Feb. 21 (Bloomberg) -- Copper, tin and nickel fell to the lowest this year on signs of a deepening slump in Europe and concern that the Federal Reserve will slow the pace of economic stimulus in the U.S.
A composite index of services and manufacturing in the euro currency bloc fell to 47.3, compared with 48.6 in January and a median forecast of 49 in a Bloomberg survey of economists, a report today from Markit Economics showed. A reading below 50 means contraction. Several Fed policy makers said the central bank should be ready to vary the pace of its $85 billion in monthly bond purchases, minutes of a meeting showed yesterday.
“The Fed minutes spooked people with the idea that policy makers aren’t going to prop up the markets much longer, and we have bad news out of Europe again,” Michael Smith, the president of T&K Futures & Options in Port St. Lucie, Florida, said in a telephone interview. “It’s all bearish for metals in the near term.”
Copper futures for May delivery slumped 1.5 percent to settle at $3.5695 a pound at 1:22 p.m. on the Comex in New York after touching $3.5535, the lowest since Dec. 24.
Copper also fell on a jump in stockpiles and a stronger dollar, which makes commodities less appealing as an alternative investment. Inventories monitored by the London Metal Exchange, up 31 percent this year, rose 1.8 percent to 420,250 metric tons, bourse figures showed.

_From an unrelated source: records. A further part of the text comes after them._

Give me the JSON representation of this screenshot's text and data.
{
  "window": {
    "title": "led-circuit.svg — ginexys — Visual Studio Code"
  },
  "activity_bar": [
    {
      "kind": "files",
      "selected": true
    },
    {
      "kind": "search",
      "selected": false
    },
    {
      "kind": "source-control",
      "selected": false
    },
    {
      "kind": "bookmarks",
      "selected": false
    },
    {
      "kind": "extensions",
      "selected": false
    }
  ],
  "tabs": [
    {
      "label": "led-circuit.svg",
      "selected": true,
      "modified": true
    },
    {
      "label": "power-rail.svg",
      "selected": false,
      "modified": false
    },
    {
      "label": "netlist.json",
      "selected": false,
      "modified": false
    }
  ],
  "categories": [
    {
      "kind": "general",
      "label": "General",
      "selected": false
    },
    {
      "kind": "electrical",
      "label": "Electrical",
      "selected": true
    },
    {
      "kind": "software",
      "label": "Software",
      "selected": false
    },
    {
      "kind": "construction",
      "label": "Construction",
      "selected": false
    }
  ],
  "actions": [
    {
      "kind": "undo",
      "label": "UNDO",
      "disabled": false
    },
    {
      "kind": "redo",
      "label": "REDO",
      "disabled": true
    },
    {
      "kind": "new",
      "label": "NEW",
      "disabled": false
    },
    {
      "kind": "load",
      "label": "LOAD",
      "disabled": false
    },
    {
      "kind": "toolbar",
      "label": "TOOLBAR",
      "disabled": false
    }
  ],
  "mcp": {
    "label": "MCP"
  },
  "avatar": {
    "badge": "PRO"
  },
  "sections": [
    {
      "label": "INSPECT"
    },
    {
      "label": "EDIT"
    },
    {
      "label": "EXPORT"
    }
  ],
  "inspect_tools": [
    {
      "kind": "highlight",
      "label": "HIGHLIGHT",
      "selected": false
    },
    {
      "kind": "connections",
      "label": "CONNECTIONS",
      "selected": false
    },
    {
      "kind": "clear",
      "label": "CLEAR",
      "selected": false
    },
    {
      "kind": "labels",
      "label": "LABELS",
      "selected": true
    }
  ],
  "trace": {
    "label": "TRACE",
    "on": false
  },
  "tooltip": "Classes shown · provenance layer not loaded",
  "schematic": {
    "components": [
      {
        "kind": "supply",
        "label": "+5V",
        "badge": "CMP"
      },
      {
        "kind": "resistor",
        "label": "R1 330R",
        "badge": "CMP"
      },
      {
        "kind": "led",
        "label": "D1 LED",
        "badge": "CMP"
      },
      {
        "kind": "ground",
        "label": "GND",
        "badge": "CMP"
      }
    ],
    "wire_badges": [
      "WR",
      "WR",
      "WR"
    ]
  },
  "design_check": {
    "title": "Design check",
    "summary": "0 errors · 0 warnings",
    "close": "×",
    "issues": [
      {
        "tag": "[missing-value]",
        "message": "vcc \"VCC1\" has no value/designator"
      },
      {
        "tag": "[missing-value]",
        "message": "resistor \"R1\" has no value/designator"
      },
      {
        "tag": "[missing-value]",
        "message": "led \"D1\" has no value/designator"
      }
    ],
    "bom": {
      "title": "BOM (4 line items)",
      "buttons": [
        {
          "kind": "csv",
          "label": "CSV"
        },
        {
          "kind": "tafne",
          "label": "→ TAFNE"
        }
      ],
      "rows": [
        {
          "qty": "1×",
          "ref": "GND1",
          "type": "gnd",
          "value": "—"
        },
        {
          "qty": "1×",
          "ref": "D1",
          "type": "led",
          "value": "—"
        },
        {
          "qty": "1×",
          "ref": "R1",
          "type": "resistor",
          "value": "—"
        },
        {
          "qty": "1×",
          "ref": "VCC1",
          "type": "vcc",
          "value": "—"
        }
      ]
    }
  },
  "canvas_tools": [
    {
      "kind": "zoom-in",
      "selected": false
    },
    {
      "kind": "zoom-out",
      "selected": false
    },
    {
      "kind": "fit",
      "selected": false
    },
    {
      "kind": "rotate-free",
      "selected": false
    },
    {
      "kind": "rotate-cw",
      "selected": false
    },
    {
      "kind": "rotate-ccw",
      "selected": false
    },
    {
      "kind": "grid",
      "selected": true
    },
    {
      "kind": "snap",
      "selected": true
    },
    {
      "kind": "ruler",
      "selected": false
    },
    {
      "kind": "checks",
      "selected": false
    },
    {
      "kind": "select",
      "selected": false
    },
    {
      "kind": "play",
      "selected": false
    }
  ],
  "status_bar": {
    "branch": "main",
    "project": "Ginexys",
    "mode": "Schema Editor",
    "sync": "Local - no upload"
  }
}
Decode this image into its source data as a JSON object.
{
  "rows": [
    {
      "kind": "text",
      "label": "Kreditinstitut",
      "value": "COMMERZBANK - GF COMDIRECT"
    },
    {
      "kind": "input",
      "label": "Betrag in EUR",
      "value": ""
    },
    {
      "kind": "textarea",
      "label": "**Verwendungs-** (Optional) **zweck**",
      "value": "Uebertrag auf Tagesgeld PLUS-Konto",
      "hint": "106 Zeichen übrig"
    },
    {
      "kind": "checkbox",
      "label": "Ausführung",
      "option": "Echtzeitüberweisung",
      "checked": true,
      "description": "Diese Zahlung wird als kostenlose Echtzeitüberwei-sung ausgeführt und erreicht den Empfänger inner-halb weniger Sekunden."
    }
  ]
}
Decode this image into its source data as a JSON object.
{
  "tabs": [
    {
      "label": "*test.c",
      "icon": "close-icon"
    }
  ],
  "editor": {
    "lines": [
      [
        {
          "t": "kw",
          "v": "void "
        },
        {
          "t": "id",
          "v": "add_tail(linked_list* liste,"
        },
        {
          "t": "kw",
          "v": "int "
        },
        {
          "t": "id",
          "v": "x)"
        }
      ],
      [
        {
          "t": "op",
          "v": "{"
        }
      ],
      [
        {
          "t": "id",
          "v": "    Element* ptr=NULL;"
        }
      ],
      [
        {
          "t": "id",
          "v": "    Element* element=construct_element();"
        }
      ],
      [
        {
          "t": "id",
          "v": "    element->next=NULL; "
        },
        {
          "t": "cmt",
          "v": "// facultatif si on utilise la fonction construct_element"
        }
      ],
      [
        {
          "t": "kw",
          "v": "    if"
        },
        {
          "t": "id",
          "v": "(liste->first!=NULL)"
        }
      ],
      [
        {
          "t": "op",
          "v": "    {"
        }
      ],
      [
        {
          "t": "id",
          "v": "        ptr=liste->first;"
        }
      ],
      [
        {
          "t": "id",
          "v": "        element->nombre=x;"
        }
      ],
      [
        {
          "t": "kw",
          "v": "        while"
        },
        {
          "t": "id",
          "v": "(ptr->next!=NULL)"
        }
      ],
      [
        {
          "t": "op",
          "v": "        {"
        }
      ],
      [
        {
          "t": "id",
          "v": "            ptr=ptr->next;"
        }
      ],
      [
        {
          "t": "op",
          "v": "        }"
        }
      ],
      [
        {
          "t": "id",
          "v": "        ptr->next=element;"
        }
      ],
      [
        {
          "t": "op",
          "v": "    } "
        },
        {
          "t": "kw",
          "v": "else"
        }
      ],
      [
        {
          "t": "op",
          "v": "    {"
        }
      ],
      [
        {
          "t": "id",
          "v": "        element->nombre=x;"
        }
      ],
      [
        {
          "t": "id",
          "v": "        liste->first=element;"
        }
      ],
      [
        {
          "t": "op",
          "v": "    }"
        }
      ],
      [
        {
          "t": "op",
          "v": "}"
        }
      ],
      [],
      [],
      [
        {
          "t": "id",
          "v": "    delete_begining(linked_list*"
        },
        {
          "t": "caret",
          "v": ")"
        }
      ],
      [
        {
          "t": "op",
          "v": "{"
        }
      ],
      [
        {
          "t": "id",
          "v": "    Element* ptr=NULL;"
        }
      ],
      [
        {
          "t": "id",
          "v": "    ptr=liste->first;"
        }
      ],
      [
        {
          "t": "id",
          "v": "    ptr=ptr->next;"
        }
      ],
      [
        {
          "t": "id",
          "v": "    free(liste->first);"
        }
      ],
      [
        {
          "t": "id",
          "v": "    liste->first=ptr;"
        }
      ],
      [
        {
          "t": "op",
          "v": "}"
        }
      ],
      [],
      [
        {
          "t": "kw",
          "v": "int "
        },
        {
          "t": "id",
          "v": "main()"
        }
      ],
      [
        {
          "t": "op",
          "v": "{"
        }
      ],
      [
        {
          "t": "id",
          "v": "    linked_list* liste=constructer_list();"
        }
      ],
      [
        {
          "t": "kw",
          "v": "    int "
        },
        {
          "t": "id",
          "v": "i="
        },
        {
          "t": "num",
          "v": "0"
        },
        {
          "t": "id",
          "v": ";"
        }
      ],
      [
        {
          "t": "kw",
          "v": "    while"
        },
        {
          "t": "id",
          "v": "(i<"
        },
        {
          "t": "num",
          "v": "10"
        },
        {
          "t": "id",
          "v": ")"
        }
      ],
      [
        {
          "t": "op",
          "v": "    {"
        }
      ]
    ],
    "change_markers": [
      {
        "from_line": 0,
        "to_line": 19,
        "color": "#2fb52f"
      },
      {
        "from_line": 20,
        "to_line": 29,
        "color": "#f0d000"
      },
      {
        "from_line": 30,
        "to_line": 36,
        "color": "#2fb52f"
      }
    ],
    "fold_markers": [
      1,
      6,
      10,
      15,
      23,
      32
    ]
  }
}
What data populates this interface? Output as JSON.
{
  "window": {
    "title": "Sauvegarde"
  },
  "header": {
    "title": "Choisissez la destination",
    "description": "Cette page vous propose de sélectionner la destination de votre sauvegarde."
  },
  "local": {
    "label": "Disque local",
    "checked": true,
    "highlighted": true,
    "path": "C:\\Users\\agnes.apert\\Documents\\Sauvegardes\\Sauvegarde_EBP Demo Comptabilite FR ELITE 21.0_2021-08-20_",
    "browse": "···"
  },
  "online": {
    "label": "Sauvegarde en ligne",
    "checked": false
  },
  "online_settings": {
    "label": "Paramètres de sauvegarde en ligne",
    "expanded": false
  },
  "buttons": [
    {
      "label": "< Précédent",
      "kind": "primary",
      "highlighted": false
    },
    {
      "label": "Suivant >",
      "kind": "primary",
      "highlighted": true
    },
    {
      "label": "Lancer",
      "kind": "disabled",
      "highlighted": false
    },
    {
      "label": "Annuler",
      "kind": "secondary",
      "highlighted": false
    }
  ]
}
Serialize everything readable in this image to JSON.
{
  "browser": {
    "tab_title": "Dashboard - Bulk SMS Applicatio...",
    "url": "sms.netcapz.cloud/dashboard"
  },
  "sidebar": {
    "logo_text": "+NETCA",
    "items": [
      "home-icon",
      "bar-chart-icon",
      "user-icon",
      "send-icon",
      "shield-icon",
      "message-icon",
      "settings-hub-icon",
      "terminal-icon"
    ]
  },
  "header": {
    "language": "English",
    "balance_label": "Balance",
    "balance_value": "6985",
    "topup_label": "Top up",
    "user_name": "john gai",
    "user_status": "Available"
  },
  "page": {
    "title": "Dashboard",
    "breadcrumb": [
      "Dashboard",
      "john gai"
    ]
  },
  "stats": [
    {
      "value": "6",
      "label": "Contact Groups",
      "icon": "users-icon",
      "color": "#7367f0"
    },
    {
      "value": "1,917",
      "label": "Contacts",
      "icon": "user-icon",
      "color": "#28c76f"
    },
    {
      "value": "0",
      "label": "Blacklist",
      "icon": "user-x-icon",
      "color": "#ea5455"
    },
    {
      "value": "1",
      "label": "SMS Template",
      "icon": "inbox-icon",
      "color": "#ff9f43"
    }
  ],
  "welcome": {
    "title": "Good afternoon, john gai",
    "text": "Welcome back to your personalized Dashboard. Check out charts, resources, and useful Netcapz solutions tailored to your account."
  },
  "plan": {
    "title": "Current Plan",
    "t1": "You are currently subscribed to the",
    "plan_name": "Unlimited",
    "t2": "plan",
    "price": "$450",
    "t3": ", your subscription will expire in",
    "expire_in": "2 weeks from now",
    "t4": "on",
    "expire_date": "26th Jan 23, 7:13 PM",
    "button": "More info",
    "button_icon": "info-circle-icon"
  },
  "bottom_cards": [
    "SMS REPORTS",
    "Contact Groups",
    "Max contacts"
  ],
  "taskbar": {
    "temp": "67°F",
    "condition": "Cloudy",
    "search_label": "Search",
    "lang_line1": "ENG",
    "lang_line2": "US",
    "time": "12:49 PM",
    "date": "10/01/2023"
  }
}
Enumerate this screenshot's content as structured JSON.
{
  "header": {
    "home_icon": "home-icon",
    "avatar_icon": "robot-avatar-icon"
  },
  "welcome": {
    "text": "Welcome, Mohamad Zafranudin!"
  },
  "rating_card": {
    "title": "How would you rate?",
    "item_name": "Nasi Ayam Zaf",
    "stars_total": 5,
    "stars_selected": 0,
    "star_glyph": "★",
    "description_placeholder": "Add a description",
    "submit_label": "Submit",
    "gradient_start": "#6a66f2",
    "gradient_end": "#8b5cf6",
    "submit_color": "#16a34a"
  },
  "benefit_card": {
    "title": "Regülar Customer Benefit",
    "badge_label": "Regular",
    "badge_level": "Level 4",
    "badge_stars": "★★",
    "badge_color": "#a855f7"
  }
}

On the LME, copper for delivery in three months fell 1.2 percent to $7,861 a ton ($3.57 a pound). Prices touched $7,813.50, dropping below the 200-day moving average of $7,831.
Nickel slumped as low as $16,600, the cheapest since Nov. 27 and below the 200-day moving average of about $16,917. Tin touched $22,980, the lowest since Dec. 20.
Lead, zinc and aluminum also retreated in London.